Cette 18e édition a été d’entrée marqué par l’empreinte des « anciens », le pianiste Jérôme Ducros et le violoncelliste Jérôme Pernoo , deux de la bande des quatre, fondatrice du festival. Ils ont insufflé à leurs jeunes collègues de l’Atelier de musique une dynamique inspirée dans « La Danse des morts », quadruple concerto d’Olivier Greif, créé en 1998, deux ans avant la mort du compositeur. Ce fut un véritable choc que cette œuvre profonde et forte, justement saluée par une ovation. Yves Petit de Voize en avait fait la commande pour le festival de Cordes-sur-Ciel (Tarn). Olivier Greif la lui avait dédiée. Jérôme Ducros avait participé à sa première audition. On souhaite un enregistrement de cette œuvre saisissante encore méconnue.
Amaury Coeytaux , violoniste, et l’altiste, Lise Berthaud, chefs de file dans la Symphonie concertante K. 364 de Mozart, ont fait preuve du même effet d’entraînement dans une complicité heureuse. Complicité est le maître-mot du rendez-vous deauvillais. Elle est bien établie dans le trio Les Esprits. Mi-Sa Yang, Adam Laloum, Victor Julien-Laferrière, violon, piano et violoncelle, doivent leur rencontre pour avoir été repérés par Yves Petit de Voize. Elle s’immisce comme un charme, quand la délicieuse Lise, vient avec le contrebassiste Yann Dubost, compléter la formation pour une lecture fraîche de la (trop) célèbre Truite de Schubert.
Complicité encore avec les pianistes Guillaume Bellom et Ismaël Margain, unis comme pouvaient l’être Jonas Vitaud et Bertrand Chamayou, que remplace désormais Guillaume Vincent. De cette soirée à deux pianos, on retient cette œuvre insolite de Robert Schumann ajoutant un cor et deux violoncelles, cette Sonate trop boudée de Francis Poulenc, enfin un Brahms, associé à un Ravel, dont la Rhapsodie espagnole a bien dû titiller les oreilles d’un Leonard Bernstien.
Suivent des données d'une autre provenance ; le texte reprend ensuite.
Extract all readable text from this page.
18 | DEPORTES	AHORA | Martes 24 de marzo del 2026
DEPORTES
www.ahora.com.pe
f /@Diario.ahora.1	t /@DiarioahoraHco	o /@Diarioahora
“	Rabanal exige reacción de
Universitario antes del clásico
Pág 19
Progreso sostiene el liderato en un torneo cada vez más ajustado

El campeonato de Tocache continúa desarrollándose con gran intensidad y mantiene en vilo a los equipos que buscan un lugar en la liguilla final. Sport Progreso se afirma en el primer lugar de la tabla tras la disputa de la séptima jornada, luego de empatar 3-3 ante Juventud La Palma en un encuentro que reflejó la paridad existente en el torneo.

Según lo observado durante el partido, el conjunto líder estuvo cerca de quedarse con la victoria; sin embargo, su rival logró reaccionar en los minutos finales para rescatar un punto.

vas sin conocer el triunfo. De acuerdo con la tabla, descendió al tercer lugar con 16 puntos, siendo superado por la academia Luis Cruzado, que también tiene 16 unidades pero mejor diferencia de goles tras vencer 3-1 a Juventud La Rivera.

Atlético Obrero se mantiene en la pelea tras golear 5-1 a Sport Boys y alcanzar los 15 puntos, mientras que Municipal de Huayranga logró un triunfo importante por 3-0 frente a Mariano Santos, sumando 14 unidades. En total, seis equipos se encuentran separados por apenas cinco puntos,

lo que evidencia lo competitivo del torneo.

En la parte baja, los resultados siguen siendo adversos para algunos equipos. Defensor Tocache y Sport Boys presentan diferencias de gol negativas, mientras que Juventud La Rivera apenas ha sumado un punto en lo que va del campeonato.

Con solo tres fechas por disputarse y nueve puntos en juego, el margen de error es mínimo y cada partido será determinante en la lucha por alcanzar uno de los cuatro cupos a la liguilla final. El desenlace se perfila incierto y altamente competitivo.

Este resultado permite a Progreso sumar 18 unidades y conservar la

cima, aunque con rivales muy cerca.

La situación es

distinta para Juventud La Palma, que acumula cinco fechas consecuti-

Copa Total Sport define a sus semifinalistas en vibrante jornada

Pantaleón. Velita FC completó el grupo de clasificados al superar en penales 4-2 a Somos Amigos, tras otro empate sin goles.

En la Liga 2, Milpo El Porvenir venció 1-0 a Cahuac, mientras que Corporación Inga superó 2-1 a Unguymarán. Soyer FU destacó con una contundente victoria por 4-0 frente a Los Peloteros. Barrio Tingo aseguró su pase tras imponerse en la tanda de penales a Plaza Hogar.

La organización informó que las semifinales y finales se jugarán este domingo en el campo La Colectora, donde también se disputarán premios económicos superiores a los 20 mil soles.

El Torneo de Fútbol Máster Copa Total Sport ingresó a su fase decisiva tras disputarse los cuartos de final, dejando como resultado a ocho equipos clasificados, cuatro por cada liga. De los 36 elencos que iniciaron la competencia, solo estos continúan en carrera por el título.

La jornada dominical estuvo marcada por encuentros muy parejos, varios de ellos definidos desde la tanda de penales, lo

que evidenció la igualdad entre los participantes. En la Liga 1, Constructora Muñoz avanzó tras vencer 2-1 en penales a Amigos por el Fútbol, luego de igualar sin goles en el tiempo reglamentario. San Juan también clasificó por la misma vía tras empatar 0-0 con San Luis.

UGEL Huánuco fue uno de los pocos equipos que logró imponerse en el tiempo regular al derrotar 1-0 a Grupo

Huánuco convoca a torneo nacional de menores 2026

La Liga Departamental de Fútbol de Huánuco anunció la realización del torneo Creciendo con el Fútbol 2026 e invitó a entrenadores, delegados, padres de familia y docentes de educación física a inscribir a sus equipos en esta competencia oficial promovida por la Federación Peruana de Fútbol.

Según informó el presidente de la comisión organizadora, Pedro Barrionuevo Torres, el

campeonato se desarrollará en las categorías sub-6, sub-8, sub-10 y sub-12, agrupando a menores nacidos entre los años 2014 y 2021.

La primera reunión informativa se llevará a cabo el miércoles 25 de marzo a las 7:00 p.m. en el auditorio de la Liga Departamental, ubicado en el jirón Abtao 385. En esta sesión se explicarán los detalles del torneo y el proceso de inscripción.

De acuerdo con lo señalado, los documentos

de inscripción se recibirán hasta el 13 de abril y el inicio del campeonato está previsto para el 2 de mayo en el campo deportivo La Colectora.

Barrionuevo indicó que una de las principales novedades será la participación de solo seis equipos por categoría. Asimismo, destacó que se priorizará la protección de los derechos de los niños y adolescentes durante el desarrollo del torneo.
Complicité toujours quand on retrouve Ismaël Margain, le violoniste Pierre Fouchenneret, lui aussi très présent à ce 18e festival, associés à l’altiste Adrien Boisseau et au violoncelliste Yan Levionnois pour une lecture très convaincante du 3e quatuor à cordes de Mendelssohn. Cette pièce a fait l’objet d’un enregistrement en prise directe. Le festival va produire son propre label. Son premier opus est consacré à Mendelssohn.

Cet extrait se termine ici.